Mindful of this variance, Commerce asks the public to comment on the addition of an appeals process,[2] and whether it should follow the framework adopted by the Department of the Interior.[3] It also asks whether hydropower licensing legislation considered in Congress might also contain useful elements of an administrative appeals process.[4] Our answer to both questions is clearly no.
While our organizations are generally supportive of an appeals process that bridges between a final condition and a lawsuit, the appeals process proposed by Interior is unacceptable. Should Commerce develop an appeals process, it should structure the appeals under the following guidelines:
I. The appeals process must be available to all stakeholders.
Interior’s proposed process would allow license applicants the sole right to initiate an appeal. Stakeholders with legal standing in the administrative proceeding would be denied access. Public participation is intrinsic to the Federal Power Act, which ensures equal access to the administrative proceeding. Privileging the dam owner with exclusive authority to challenge conditions is discriminatory and disadvantages all other stakeholders, undermining the balance of the licensing process.
II. The appeals process must defer to the original decision and include on-the-ground scientific staff on any review team; otherwise, the process will politicize what should be science-based decisions.
The Department of Interior’s proposed process would not lead to informed decisions regarding appropriate mandatory conditions. It would invoke a de novo review. Unlike Courts of Appeal, which would defer to an agency when reviewing its decision, the proposed process would eliminate such deference. Commerce would establish a Washington D.C. policy-level team to review the decision. Under its terms, none of the members of the review team can have previously participated in the development or approval of the condition or prescription – in other words, none of them would be familiar with the relevant resources or the rationale for the condition. And, this team would be expected to review a cabinet-sized record and render a decision within 60 days.
Tight timelines, unfamiliarity with the extensive record and our resources 3,000 miles away, and lack of direct expertise are insurmountable obstacles to quality decisions and to a realistic process.
III. The appeals process should not consider criteria outside its mandate to become a basis for appeals and a factor in the decision.
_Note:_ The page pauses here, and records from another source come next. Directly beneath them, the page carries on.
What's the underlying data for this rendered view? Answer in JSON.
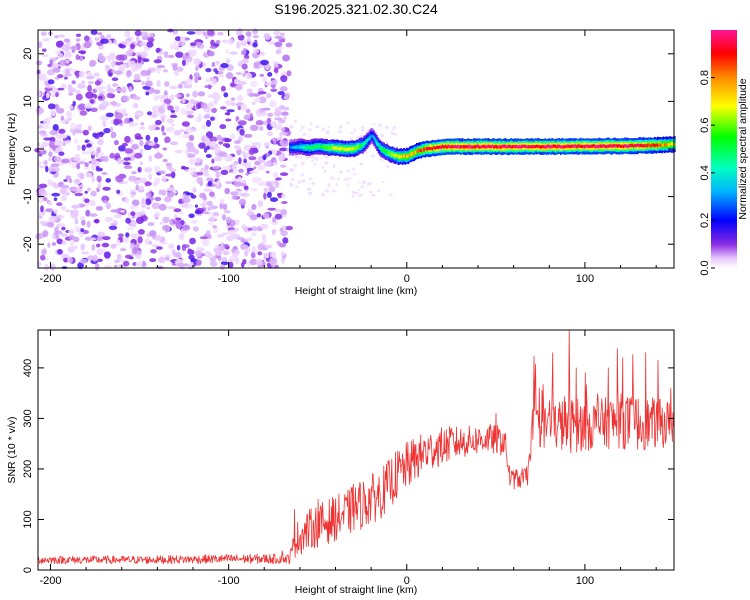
{
  "title": "S196.2025.321.02.30.C24",
  "chart_data": [
    {
      "type": "heatmap",
      "panel": "spectrogram",
      "xlabel": "Height of straight line (km)",
      "ylabel": "Frequency (Hz)",
      "xlim": [
        -207,
        150
      ],
      "ylim": [
        -25,
        25
      ],
      "xticks": [
        -200,
        -100,
        0,
        100
      ],
      "yticks": [
        -20,
        -10,
        0,
        10,
        20
      ],
      "colorbar": {
        "label": "Normalized spectral amplitude",
        "range": [
          0,
          1
        ],
        "ticks": [
          0,
          0.2,
          0.4,
          0.6,
          0.8
        ]
      },
      "noise_region_x": [
        -207,
        -66
      ],
      "ridge": {
        "x": [
          -66,
          -60,
          -55,
          -50,
          -45,
          -40,
          -35,
          -30,
          -25,
          -22,
          -20,
          -18,
          -15,
          -10,
          -5,
          0,
          5,
          10,
          15,
          20,
          40,
          60,
          80,
          100,
          120,
          140,
          150
        ],
        "frequency": [
          0.3,
          0.5,
          0.2,
          0.6,
          0.3,
          0.2,
          0.0,
          0.1,
          0.8,
          2.0,
          3.0,
          1.8,
          0.0,
          -1.0,
          -1.6,
          -1.5,
          -0.5,
          0.0,
          0.2,
          0.5,
          0.5,
          0.5,
          0.5,
          0.6,
          0.6,
          0.8,
          1.0
        ],
        "amplitude": [
          0.3,
          0.4,
          0.5,
          0.5,
          0.6,
          0.7,
          0.7,
          0.7,
          0.5,
          0.4,
          0.3,
          0.4,
          0.5,
          0.6,
          0.7,
          0.8,
          0.8,
          0.9,
          0.95,
          1.0,
          1.0,
          1.0,
          1.0,
          1.0,
          1.0,
          0.9,
          0.7
        ]
      }
    },
    {
      "type": "line",
      "panel": "snr",
      "xlabel": "Height of straight line (km)",
      "ylabel": "SNR (10 * v/v)",
      "xlim": [
        -207,
        150
      ],
      "ylim": [
        0,
        475
      ],
      "xticks": [
        -200,
        -100,
        0,
        100
      ],
      "yticks": [
        0,
        100,
        200,
        300,
        400
      ],
      "color": "#ee3333",
      "series": [
        {
          "name": "SNR",
          "x": [
            -207,
            -150,
            -100,
            -66,
            -62,
            -55,
            -45,
            -35,
            -25,
            -15,
            -5,
            5,
            15,
            25,
            35,
            45,
            55,
            58,
            62,
            68,
            70,
            80,
            90,
            100,
            110,
            120,
            130,
            140,
            150
          ],
          "mean": [
            20,
            20,
            22,
            22,
            60,
            80,
            95,
            110,
            130,
            150,
            190,
            220,
            240,
            250,
            255,
            260,
            255,
            180,
            180,
            185,
            280,
            285,
            290,
            285,
            290,
            295,
            290,
            290,
            290
          ],
          "spread": [
            8,
            8,
            9,
            10,
            35,
            40,
            45,
            45,
            50,
            50,
            50,
            45,
            40,
            35,
            30,
            30,
            30,
            20,
            20,
            20,
            40,
            45,
            60,
            50,
            50,
            55,
            55,
            50,
            45
          ],
          "spikes": [
            [
              -70,
              38
            ],
            [
              -63,
              120
            ],
            [
              -50,
              140
            ],
            [
              -30,
              170
            ],
            [
              -20,
              165
            ],
            [
              -12,
              195
            ],
            [
              10,
              255
            ],
            [
              25,
              280
            ],
            [
              50,
              310
            ],
            [
              72,
              370
            ],
            [
              80,
              335
            ],
            [
              91,
              475
            ],
            [
              95,
              400
            ],
            [
              100,
              390
            ],
            [
              113,
              400
            ],
            [
              121,
              420
            ],
            [
              134,
              430
            ],
            [
              141,
              415
            ],
            [
              148,
              360
            ]
          ]
        }
      ]
    }
  ]
}
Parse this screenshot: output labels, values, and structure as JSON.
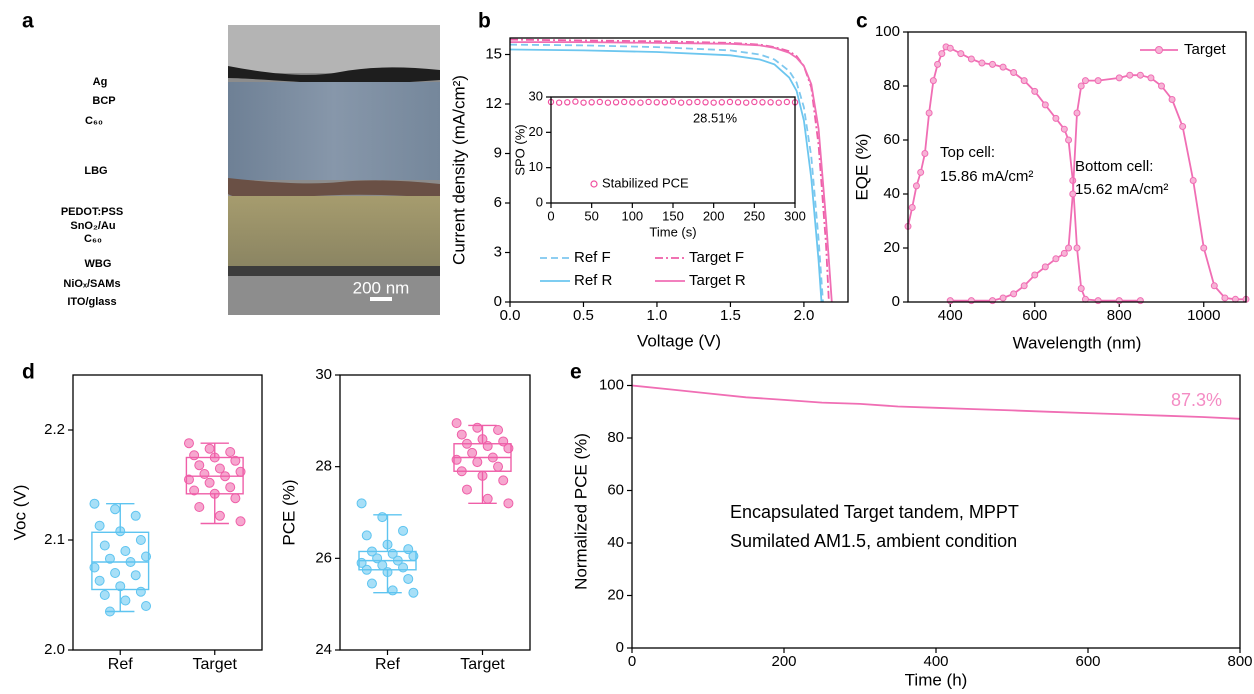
{
  "panel_a": {
    "panel": "a",
    "layers": [
      "Ag",
      "BCP",
      "C₆₀",
      "LBG",
      "PEDOT:PSS",
      "SnO₂/Au",
      "C₆₀",
      "WBG",
      "NiOₓ/SAMs",
      "ITO/glass"
    ],
    "scale_bar": "200 nm"
  },
  "chart_data": [
    {
      "panel": "b",
      "type": "line",
      "x_label": "Voltage (V)",
      "y_label": "Current density (mA/cm²)",
      "xlim": [
        0,
        2.3
      ],
      "ylim": [
        0,
        16
      ],
      "xticks": [
        {
          "value": 0,
          "label": "0.0"
        },
        0.5,
        {
          "value": 1,
          "label": "1.0"
        },
        1.5,
        {
          "value": 2,
          "label": "2.0"
        }
      ],
      "yticks": [
        0,
        3,
        6,
        9,
        12,
        15
      ],
      "legend": "lower-left",
      "series": [
        {
          "name": "Ref F",
          "color": "#7ec8ef",
          "dash": "dashed",
          "x": [
            0,
            0.5,
            1,
            1.5,
            1.7,
            1.8,
            1.9,
            1.95,
            2,
            2.05,
            2.1,
            2.13
          ],
          "values": [
            15.6,
            15.55,
            15.45,
            15.25,
            15,
            14.7,
            14,
            13.3,
            11.8,
            8.8,
            3.8,
            0
          ]
        },
        {
          "name": "Ref R",
          "color": "#6cc6ef",
          "dash": "solid",
          "x": [
            0,
            0.5,
            1,
            1.5,
            1.7,
            1.8,
            1.9,
            1.95,
            2,
            2.05,
            2.1,
            2.12
          ],
          "values": [
            15.3,
            15.25,
            15.15,
            14.95,
            14.7,
            14.4,
            13.6,
            12.8,
            11,
            7.5,
            2.5,
            0
          ]
        },
        {
          "name": "Target F",
          "color": "#ee5fa8",
          "dash": "dash-dot",
          "x": [
            0,
            0.5,
            1,
            1.5,
            1.7,
            1.8,
            1.9,
            1.95,
            2,
            2.05,
            2.1,
            2.15,
            2.17
          ],
          "values": [
            15.9,
            15.85,
            15.8,
            15.7,
            15.6,
            15.45,
            15.2,
            14.9,
            14.3,
            13,
            9.5,
            3.5,
            0
          ]
        },
        {
          "name": "Target R",
          "color": "#f06eb4",
          "dash": "solid",
          "x": [
            0,
            0.5,
            1,
            1.5,
            1.7,
            1.8,
            1.9,
            1.95,
            2,
            2.05,
            2.1,
            2.15,
            2.19
          ],
          "values": [
            15.75,
            15.75,
            15.7,
            15.65,
            15.55,
            15.4,
            15.1,
            14.8,
            14.3,
            13.2,
            10.5,
            5,
            0
          ]
        }
      ]
    },
    {
      "type": "scatter",
      "x_label": "Time (s)",
      "y_label": "SPO (%)",
      "xlim": [
        0,
        300
      ],
      "ylim": [
        0,
        30
      ],
      "xticks": [
        0,
        50,
        100,
        150,
        200,
        250,
        300
      ],
      "yticks": [
        0,
        10,
        20,
        30
      ],
      "annotation": "28.51%",
      "series": [
        {
          "name": "Stabilized PCE",
          "color": "#f0509f",
          "x": [
            0,
            10,
            20,
            30,
            40,
            50,
            60,
            70,
            80,
            90,
            100,
            110,
            120,
            130,
            140,
            150,
            160,
            170,
            180,
            190,
            200,
            210,
            220,
            230,
            240,
            250,
            260,
            270,
            280,
            290,
            300
          ],
          "values": [
            28.6,
            28.4,
            28.5,
            28.7,
            28.4,
            28.5,
            28.6,
            28.4,
            28.5,
            28.6,
            28.5,
            28.4,
            28.6,
            28.5,
            28.5,
            28.7,
            28.4,
            28.5,
            28.6,
            28.5,
            28.4,
            28.5,
            28.6,
            28.5,
            28.4,
            28.6,
            28.5,
            28.5,
            28.4,
            28.6,
            28.5
          ]
        }
      ]
    },
    {
      "panel": "c",
      "type": "line",
      "x_label": "Wavelength (nm)",
      "y_label": "EQE (%)",
      "xlim": [
        300,
        1100
      ],
      "ylim": [
        0,
        100
      ],
      "xticks": [
        400,
        600,
        800,
        1000
      ],
      "yticks": [
        0,
        20,
        40,
        60,
        80,
        100
      ],
      "legend": "upper-right",
      "marker": "circle",
      "annotations": [
        "Top cell:",
        "15.86 mA/cm²",
        "Bottom cell:",
        "15.62 mA/cm²"
      ],
      "series": [
        {
          "name": "Target",
          "color": "#f06eb4",
          "x": [
            300,
            310,
            320,
            330,
            340,
            350,
            360,
            370,
            380,
            390,
            400,
            425,
            450,
            475,
            500,
            525,
            550,
            575,
            600,
            625,
            650,
            670,
            680,
            690,
            700,
            710,
            720,
            750,
            800,
            850
          ],
          "values": [
            28,
            35,
            43,
            48,
            55,
            70,
            82,
            88,
            92,
            94.5,
            94,
            92,
            90,
            88.5,
            88,
            87,
            85,
            82,
            78,
            73,
            68,
            64,
            60,
            45,
            20,
            5,
            1,
            0.5,
            0.5,
            0.5
          ]
        },
        {
          "color": "#f06eb4",
          "x": [
            400,
            450,
            500,
            525,
            550,
            575,
            600,
            625,
            650,
            670,
            680,
            690,
            700,
            710,
            720,
            750,
            800,
            825,
            850,
            875,
            900,
            925,
            950,
            975,
            1000,
            1025,
            1050,
            1075,
            1100
          ],
          "values": [
            0.5,
            0.5,
            0.5,
            1.5,
            3,
            6,
            10,
            13,
            16,
            18,
            20,
            40,
            70,
            80,
            82,
            82,
            83,
            84,
            84,
            83,
            80,
            75,
            65,
            45,
            20,
            6,
            1.5,
            1,
            1
          ]
        }
      ]
    },
    {
      "panel": "d",
      "type": "box",
      "y_label": "Voc (V)",
      "categories": [
        "Ref",
        "Target"
      ],
      "ylim": [
        2,
        2.25
      ],
      "yticks": [
        {
          "value": 2,
          "label": "2.0"
        },
        2.1,
        2.2
      ],
      "boxes": [
        {
          "color": "#5ec4f0",
          "stats": {
            "min": 2.035,
            "q1": 2.055,
            "median": 2.08,
            "q3": 2.107,
            "max": 2.133
          },
          "points": [
            2.133,
            2.128,
            2.122,
            2.113,
            2.108,
            2.1,
            2.095,
            2.09,
            2.085,
            2.083,
            2.08,
            2.075,
            2.07,
            2.068,
            2.063,
            2.058,
            2.053,
            2.05,
            2.045,
            2.04,
            2.035
          ]
        },
        {
          "color": "#ef5fa8",
          "stats": {
            "min": 2.115,
            "q1": 2.142,
            "median": 2.158,
            "q3": 2.175,
            "max": 2.188
          },
          "points": [
            2.188,
            2.183,
            2.18,
            2.177,
            2.175,
            2.172,
            2.168,
            2.165,
            2.162,
            2.16,
            2.158,
            2.155,
            2.152,
            2.148,
            2.145,
            2.142,
            2.138,
            2.13,
            2.122,
            2.117
          ]
        }
      ]
    },
    {
      "type": "box",
      "y_label": "PCE (%)",
      "categories": [
        "Ref",
        "Target"
      ],
      "ylim": [
        24,
        30
      ],
      "yticks": [
        24,
        26,
        28,
        30
      ],
      "boxes": [
        {
          "color": "#5ec4f0",
          "stats": {
            "min": 25.25,
            "q1": 25.75,
            "median": 25.95,
            "q3": 26.15,
            "max": 26.95
          },
          "points": [
            27.2,
            26.9,
            26.6,
            26.5,
            26.3,
            26.2,
            26.15,
            26.1,
            26.05,
            26,
            25.95,
            25.9,
            25.85,
            25.8,
            25.75,
            25.7,
            25.55,
            25.45,
            25.3,
            25.25
          ]
        },
        {
          "color": "#ef5fa8",
          "stats": {
            "min": 27.2,
            "q1": 27.9,
            "median": 28.2,
            "q3": 28.5,
            "max": 28.9
          },
          "points": [
            28.95,
            28.85,
            28.8,
            28.7,
            28.6,
            28.55,
            28.5,
            28.45,
            28.4,
            28.3,
            28.2,
            28.15,
            28.1,
            28,
            27.9,
            27.8,
            27.7,
            27.5,
            27.3,
            27.2
          ]
        }
      ]
    },
    {
      "panel": "e",
      "type": "line",
      "x_label": "Time (h)",
      "y_label": "Normalized PCE (%)",
      "xlim": [
        0,
        800
      ],
      "ylim": [
        0,
        104
      ],
      "xticks": [
        0,
        200,
        400,
        600,
        800
      ],
      "yticks": [
        0,
        20,
        40,
        60,
        80,
        100
      ],
      "annotations": [
        "87.3%",
        "Encapsulated Target tandem, MPPT",
        "Sumilated AM1.5, ambient condition"
      ],
      "x": [
        0,
        50,
        100,
        150,
        200,
        250,
        300,
        350,
        400,
        450,
        500,
        550,
        600,
        650,
        700,
        750,
        800
      ],
      "series": [
        {
          "color": "#f06eb4",
          "values": [
            100,
            98.5,
            97,
            95.5,
            94.5,
            93.5,
            93,
            92,
            91.5,
            91,
            90.5,
            90,
            89.5,
            89,
            88.5,
            88,
            87.3
          ]
        }
      ]
    }
  ]
}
The appeals process proposed by Interior would allow consideration of such factors as cost, air quality, and energy supply. Our organizations are adamantly opposed to reaching outside the resource mandate of the agency to incorporate inappropriate criteria such as those listed and anticipated in the federal legislation. The Federal Power Act charges FERC with the responsibility of equal consideration to beneficial uses as it decides whether and under what terms to issue a license. It is neither within the mandate nor the role of Commerce to consider these other variables in the development of a prescription.
In summary, we support codifying the Mandatory Conditions Review Process (MCRP) and establishing a non-discriminatory appeals process that is equally available to all stakeholders, but wholeheartedly oppose an unfair and unilateral appeals process, such as Interior’s proposal, that threatens the quality of protections for our rivers and resources.
Sincerely,
John T. Gangemi
American Whitewater
[1] 69 Fed. Reg. 54,615 (Sept. 9, 2004)
[2] III. NMFS solicits public comments and specifically invites commenters to consider differences relative to the Department of Interior.
[3] 69 Fed. Reg. 54,602 (Sept. 9, 2004)
[4] III. NMFS invites comment about whether elements of the legislative proposal should be incorporated into this rulemaking.